Années d'apprentissage et années de voyage
Nul doute que la magie de la création artistique, l'intérêt pour l'histoire et la politique ainsi que l'appel de la découverte de l'autre devaient imposer leur loi à Emmanuel Demarcy-Mota, malgré de brillantes dispositions qui l'ont placé, un temps, devant des choix embarrassants : médecine, philosophie ou arts du spectacle ? Comédie ou tennis de haut niveau, voire pilote de formule 3 ?

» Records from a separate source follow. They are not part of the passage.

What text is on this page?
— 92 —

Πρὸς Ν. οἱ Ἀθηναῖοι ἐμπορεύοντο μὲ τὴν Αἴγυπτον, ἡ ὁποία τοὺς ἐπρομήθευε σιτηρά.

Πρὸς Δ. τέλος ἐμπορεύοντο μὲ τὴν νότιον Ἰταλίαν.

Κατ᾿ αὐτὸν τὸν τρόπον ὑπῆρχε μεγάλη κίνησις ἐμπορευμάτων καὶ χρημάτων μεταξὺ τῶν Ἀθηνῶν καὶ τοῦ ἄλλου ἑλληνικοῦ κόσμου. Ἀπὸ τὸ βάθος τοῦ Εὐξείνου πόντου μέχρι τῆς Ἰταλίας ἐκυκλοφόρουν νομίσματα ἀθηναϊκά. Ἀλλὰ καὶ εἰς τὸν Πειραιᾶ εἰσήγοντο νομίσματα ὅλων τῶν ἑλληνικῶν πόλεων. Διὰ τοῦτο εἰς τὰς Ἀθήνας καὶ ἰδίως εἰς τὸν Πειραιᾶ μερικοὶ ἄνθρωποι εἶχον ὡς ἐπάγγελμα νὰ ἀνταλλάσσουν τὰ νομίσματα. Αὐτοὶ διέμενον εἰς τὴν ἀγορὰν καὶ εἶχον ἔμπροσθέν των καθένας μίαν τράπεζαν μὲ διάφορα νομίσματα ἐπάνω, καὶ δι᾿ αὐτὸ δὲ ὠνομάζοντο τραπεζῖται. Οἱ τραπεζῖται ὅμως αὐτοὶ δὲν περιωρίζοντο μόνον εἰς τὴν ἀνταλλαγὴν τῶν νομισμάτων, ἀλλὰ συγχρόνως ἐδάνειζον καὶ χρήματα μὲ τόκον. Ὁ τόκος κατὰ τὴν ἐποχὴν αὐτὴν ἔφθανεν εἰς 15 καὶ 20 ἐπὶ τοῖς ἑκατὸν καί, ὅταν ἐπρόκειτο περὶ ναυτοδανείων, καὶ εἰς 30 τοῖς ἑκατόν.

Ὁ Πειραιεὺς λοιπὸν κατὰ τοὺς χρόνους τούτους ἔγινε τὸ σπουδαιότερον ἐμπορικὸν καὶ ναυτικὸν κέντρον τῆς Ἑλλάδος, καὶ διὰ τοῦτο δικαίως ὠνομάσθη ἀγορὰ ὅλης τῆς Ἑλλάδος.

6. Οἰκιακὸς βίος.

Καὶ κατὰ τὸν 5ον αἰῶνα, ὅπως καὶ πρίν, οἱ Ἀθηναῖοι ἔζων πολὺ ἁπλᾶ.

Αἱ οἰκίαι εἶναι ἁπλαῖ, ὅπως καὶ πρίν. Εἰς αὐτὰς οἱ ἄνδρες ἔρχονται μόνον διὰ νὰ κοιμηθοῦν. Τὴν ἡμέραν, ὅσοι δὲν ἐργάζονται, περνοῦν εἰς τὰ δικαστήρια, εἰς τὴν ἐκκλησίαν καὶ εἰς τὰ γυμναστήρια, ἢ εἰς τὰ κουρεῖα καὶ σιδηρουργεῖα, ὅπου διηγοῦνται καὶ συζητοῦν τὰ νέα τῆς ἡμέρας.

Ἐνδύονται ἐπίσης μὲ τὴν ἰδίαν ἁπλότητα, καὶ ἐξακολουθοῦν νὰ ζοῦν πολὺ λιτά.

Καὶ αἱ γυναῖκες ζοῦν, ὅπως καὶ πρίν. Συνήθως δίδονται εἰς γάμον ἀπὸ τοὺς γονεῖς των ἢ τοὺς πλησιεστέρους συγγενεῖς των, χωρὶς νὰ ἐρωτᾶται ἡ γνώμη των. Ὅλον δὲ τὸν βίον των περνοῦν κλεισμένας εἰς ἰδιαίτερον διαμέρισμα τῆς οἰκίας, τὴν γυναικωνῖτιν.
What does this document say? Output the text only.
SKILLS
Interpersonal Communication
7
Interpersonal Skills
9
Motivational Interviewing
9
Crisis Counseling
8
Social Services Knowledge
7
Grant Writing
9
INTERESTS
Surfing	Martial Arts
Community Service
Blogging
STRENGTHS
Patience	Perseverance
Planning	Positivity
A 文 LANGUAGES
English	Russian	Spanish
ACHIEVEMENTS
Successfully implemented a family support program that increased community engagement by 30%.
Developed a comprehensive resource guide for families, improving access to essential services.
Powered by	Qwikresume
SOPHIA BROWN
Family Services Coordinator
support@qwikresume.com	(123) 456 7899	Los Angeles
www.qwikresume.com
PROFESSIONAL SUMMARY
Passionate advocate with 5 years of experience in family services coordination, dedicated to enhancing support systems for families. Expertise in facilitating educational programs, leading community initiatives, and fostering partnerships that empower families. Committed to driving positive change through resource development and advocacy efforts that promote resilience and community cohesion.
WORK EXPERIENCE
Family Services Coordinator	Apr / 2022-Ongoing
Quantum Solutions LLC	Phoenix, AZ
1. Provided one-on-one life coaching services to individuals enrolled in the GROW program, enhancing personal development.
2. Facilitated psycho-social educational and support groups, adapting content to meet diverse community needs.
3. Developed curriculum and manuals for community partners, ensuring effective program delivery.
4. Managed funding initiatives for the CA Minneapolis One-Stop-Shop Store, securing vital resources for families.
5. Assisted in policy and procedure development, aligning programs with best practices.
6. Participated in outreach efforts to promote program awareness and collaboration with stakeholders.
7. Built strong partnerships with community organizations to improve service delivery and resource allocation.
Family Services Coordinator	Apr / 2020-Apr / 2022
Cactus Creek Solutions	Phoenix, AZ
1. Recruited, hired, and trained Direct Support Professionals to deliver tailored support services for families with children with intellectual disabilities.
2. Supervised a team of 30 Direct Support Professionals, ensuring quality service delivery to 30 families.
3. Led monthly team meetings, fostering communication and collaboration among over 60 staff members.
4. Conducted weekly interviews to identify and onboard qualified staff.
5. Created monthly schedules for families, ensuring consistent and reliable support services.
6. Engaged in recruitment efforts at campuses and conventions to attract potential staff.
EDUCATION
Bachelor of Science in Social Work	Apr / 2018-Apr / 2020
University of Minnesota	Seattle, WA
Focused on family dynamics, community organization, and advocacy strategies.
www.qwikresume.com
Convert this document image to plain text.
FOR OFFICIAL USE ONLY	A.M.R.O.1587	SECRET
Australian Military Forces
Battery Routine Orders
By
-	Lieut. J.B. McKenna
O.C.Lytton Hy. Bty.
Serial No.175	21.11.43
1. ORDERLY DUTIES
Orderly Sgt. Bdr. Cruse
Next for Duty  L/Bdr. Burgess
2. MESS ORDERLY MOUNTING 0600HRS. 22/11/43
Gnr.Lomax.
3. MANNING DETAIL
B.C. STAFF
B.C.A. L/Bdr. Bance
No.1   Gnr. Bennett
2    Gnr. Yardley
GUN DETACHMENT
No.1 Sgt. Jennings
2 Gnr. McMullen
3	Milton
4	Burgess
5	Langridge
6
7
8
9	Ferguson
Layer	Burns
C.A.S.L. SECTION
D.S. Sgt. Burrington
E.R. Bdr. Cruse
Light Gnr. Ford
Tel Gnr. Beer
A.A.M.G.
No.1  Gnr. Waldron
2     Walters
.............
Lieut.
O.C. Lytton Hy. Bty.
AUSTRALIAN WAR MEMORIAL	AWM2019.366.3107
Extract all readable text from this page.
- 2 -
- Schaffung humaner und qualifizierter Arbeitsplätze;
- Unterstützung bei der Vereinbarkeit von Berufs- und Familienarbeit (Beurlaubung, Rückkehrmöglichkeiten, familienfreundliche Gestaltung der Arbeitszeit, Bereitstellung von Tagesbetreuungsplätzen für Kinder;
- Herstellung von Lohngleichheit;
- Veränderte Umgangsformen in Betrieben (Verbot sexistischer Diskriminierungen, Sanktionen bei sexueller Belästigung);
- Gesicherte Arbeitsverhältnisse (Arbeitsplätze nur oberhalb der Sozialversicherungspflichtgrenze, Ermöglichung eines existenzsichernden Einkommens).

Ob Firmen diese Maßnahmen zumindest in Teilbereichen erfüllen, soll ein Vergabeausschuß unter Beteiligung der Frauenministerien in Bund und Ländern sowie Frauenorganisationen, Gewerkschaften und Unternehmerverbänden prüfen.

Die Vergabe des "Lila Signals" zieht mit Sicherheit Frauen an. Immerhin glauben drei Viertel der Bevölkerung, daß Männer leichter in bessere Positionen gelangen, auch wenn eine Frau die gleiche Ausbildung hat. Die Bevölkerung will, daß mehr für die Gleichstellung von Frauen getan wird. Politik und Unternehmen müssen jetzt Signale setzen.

Il prétend lui-même qu'il a choisi la carrière artistique par paresse, ce qu'on a peine à croire. Dès ses années de scolarité, il lit Pessoa et Camus et, comme Patrice Chéreau et Jean-Pierre Vincent, il fonde une troupe dans son lycée, y monte Caligula. La troupe s'agrandit au fil de ses années universitaires, consacrées à la philosophie, la psychologie et les études théâtrales. Il se consacre enfin pleinement à la mise en scène, à partir de 1992 (il a 22 ans) avec L'Histoire du soldat de Ramuz et le soutien du théâtre de la Commune d'Aubervilliers.
Révélé avec éclat à la profession en 1999, avec Peine d’amour perdue de Shakespeare, il est nommé en 2001 directeur de la Comédie de Reims, Centre dramatique national. Il est aujourd’hui un metteur en scène et dramaturge réputé, qui dirige à Paris, depuis 2007, le Théâtre de la Ville, et, depuis 2011, le Festival d’Automne. Ces deux institutions lui ont permis de donner toute la mesure de son talent, au bénéfice de la création et de la découverte d’artistes du monde entier.
Parmi ses toutes dernières initiatives remarquables, on relève le Projet 18-XX1 et la rédaction, avec Jean Audouze et Abd Al Malik, d’une charte qui associe plusieurs théâtres, en France et dans le monde, pour souhaiter la bienvenue à la jeunesse du XXIe siècle, ou encore le projet Arts et Sciences qui associe scientifiques et artistes autour de réflexions et d’actions communes sur les grandes thématiques de notre temps.
De nationalités française et portugaise, grand voyageur et polyglotte, fin connaisseur du monde de la scène européen et international (théâtre, danse, musique…), Emmanuel Demarcy-Mota était, à l'évidence, tout désigné pour incarner la présidence de la Saison croisée France-Portugal.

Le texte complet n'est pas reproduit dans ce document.